3. At number 3 is the other ad, or campaign, which was withdrawn before the ASA could conduct an investigation. This is a great shame, because it seems to have been an excellent campaign by Unilever for Dove, prompting debate about the important subject of breast feeding in public. I strongly suspect an investigation would have led to the ASA not upholding the complaints. The ads, which appeared in print, social media and on the Dove website, featured statistics and opinions about breastfeeding in public. They quoted some of the negative responses encountered by women, such as “put them away”. Complainants apparently thought the ads might encourage criticism of breastfeeding or encourage the neglect of crying babies, which seems to be truly missing the point. Nevertheless, Dove issued an apology, pulled the ads and amended their website. Pity. Not investigated; ads removed (391 complaints).
2. At number 2 is an ad from the Moneysupermarket.com campaign that has scored a hat-trick, having also made it into the ASA’s Top Ten for 2015 and 2016. It seems the complainants split into two groups: those who found it overtly sexual, and presumably did not like any implied references to homosexuality; and those who found it homophobic. The ASA decided that the ad was humorous, not sexual and unlikely to condone or encourage harmful discriminatory behaviour. Decision: not upheld (455 complaints).
And now, at number 1 for 2017.....
1. And the winner of the prize for the most complained about ad for 2017 is Kentucky Fried Chicken! Basically, this is an ad showing some chickens wandering around the interior of a building while some noisy rap music plays in the background. The end frame has a super with the words "The chicken. The whole chicken. And nothing but the chicken". This mildly amusing and innocuous ad prompted 755 people to complain that the ad was distressing for vegetarians, vegans and children and that it depicted a chicken who was heading for slaughter. Speaking as a life long vegetarian that has literally never eaten at KFC, I am pleased to report I have survived repeated viewings of the ad without distress. More bizarrely, some people complained that the ad was disrespectful to chickens! Mercifully, the ASA ruled the ad was unlikely to cause distress or serious or widespread offence as there were no explicit references to animal slaughter. Decision: not upheld (755 complaints).

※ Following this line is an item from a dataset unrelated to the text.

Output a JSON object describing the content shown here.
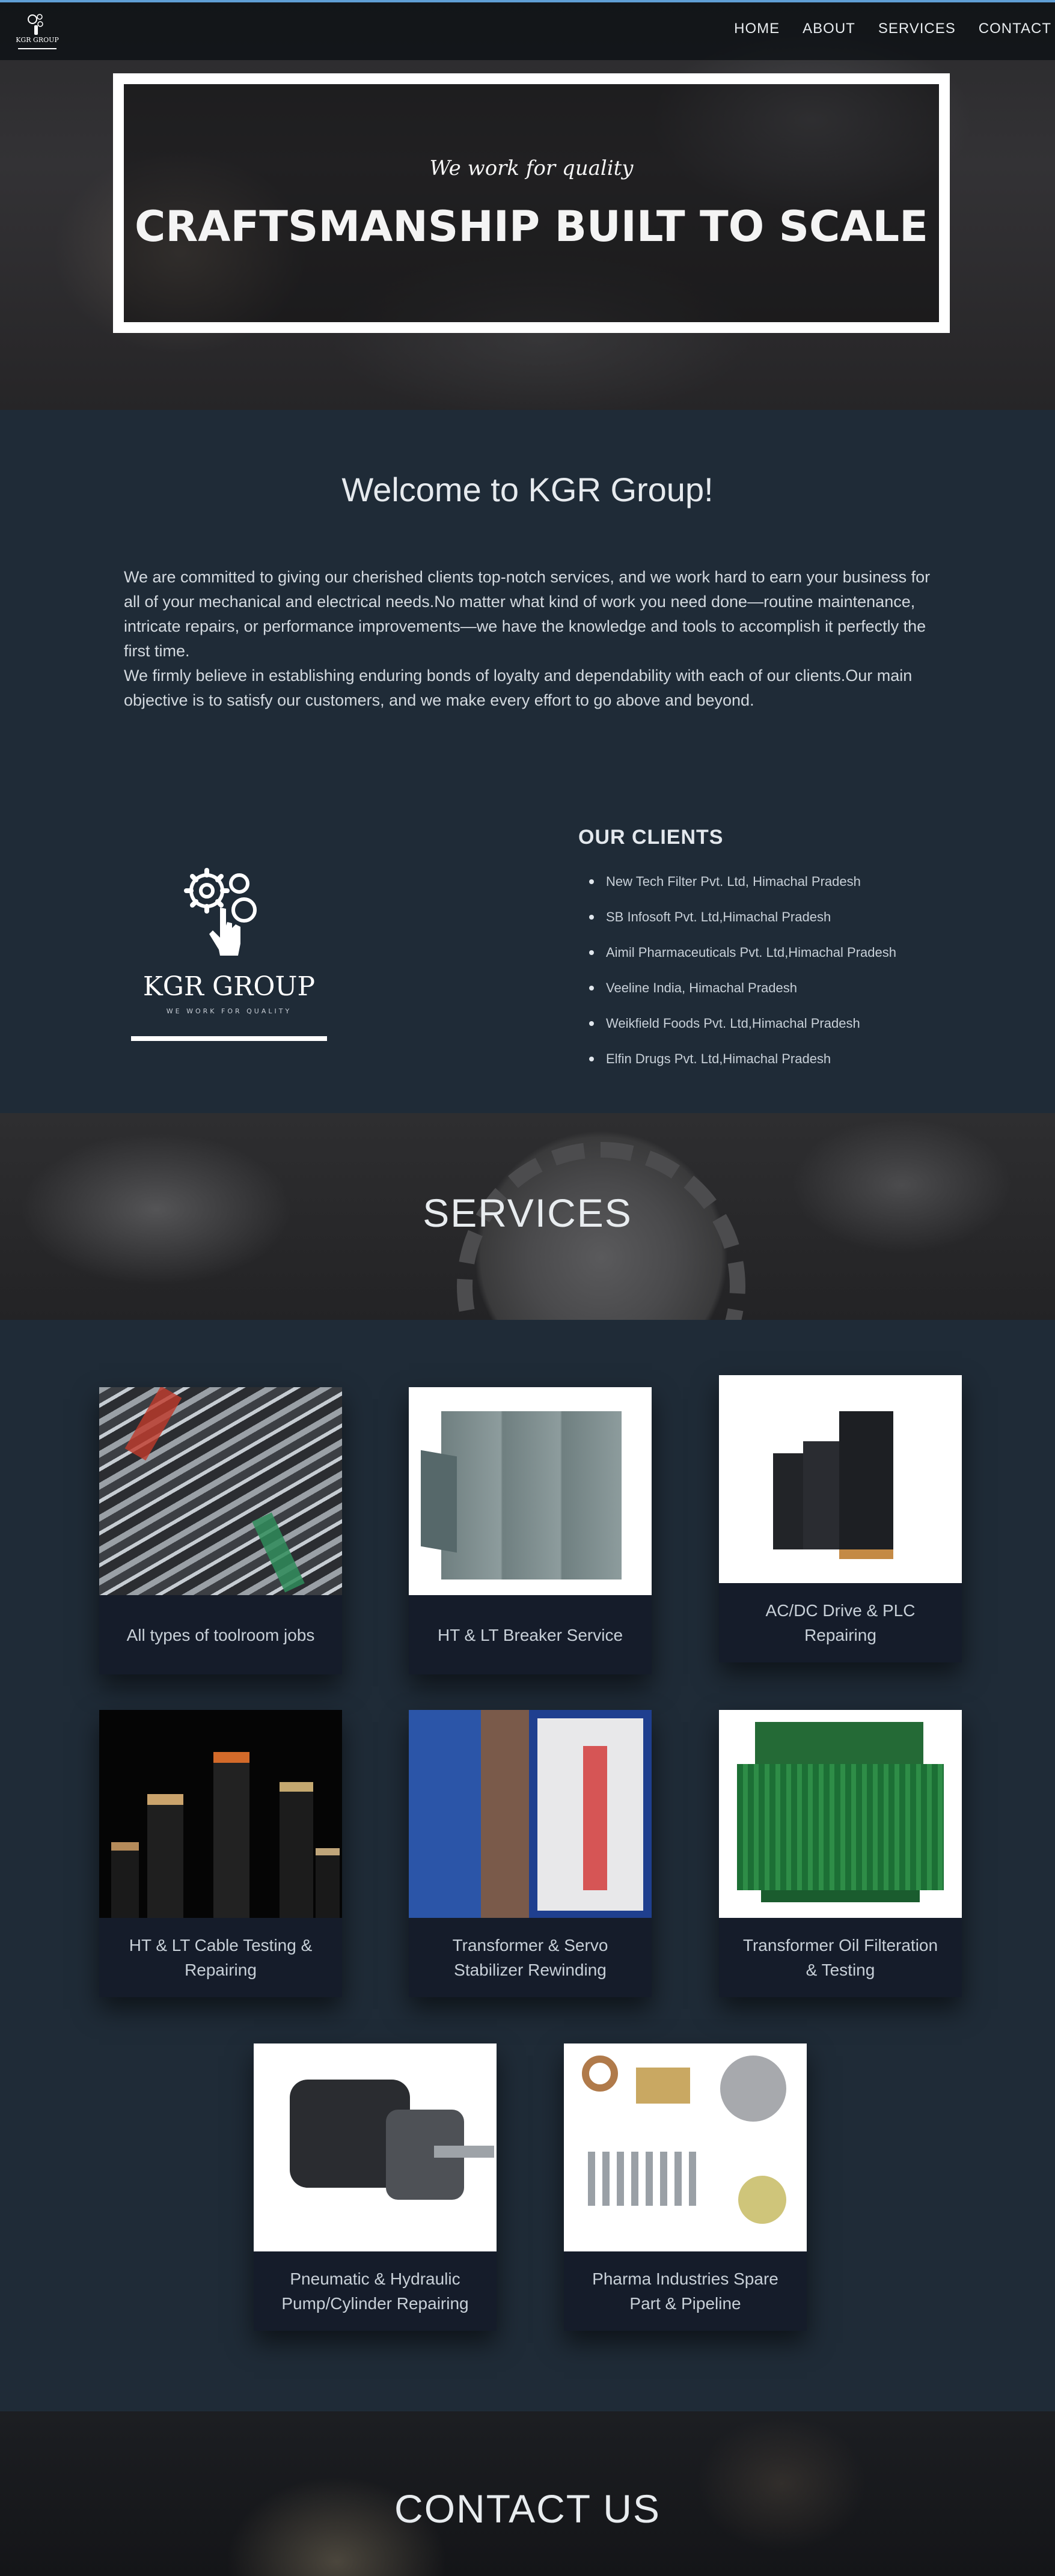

So what does all this tell us? Sections of the British public seem to be easily offended by issues such as bodily functions in general and breast feeding in public in particular; as well as about sex in general and homosexuality in particular. And we are nation of animal lovers, including chickens, and not just because their finger lickin' good, but also because they deserve our respect. The ASA, on the other hand, seems to like to take socially liberal positions, enabling the advertising industry to be a force for progress and diversity. Long may that continue.
Among a total of 29,997 complaints received, today’s Top 10 sets out the ads that provoked the greatest number of individual complaints. The creative approaches and imagery employed in the ads are varied, ranging from a fictional Hollywood starlet using her air freshener after going to the loo to a chicken dancing to rap music. But all the ads on 2017’s list had one common thread – they were all challenged on the grounds of offence.